On a tout de même senti que Martine Aubry avait fixé un cap précis, tant au niveau calendrier que du projet…
Sur le calendrier, je ne le conteste pas, bien que je demande à voir sur quoi cela va déboucher dans les faits. Sur le projet, permettez-moi de vous dire que cela serait une grande première… Non pas que le PS sorte un document qui s'appelle projet, mais qu'il arrive à proposer aux Français une alternative crédible à la politique de réformes que nous menons.

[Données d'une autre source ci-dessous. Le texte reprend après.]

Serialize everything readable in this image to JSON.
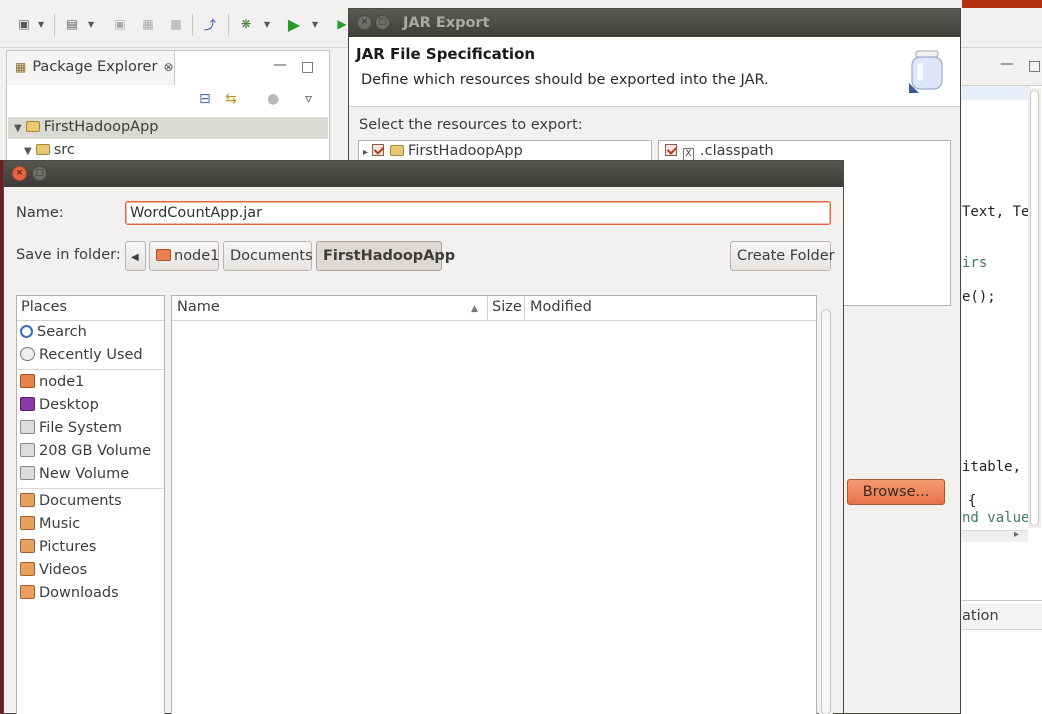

Je serais même extrêmement étonné que ce soit le cas.
La "régression" du coup de barre à gauche
Tout de même, valider le principe de primaires ouvertes ou organiser la consultation des militants au sujet de nouvelles règles au PS, c'est bien un signe d'ouverture du parti?Je le dis sans esprit polémique, mais à La Rochelle, on a quand-même vu Mme Duflot (secrétaire nationale des Verts, ndlr) venir faire la leçon aux socialistes (lire: Duflot en toute franchise). Quant à Martine Aubry, si son discours de vendredi donnait certains gages d'ouverture à ses partenaires, celui de dimanche a absolument tout refermé, tout reverrouillé. On a assisté au retour de la rhétorique classique du Parti socialiste, quand elle a par exemple expliqué que le projet socialiste devait précéder la question des alliances.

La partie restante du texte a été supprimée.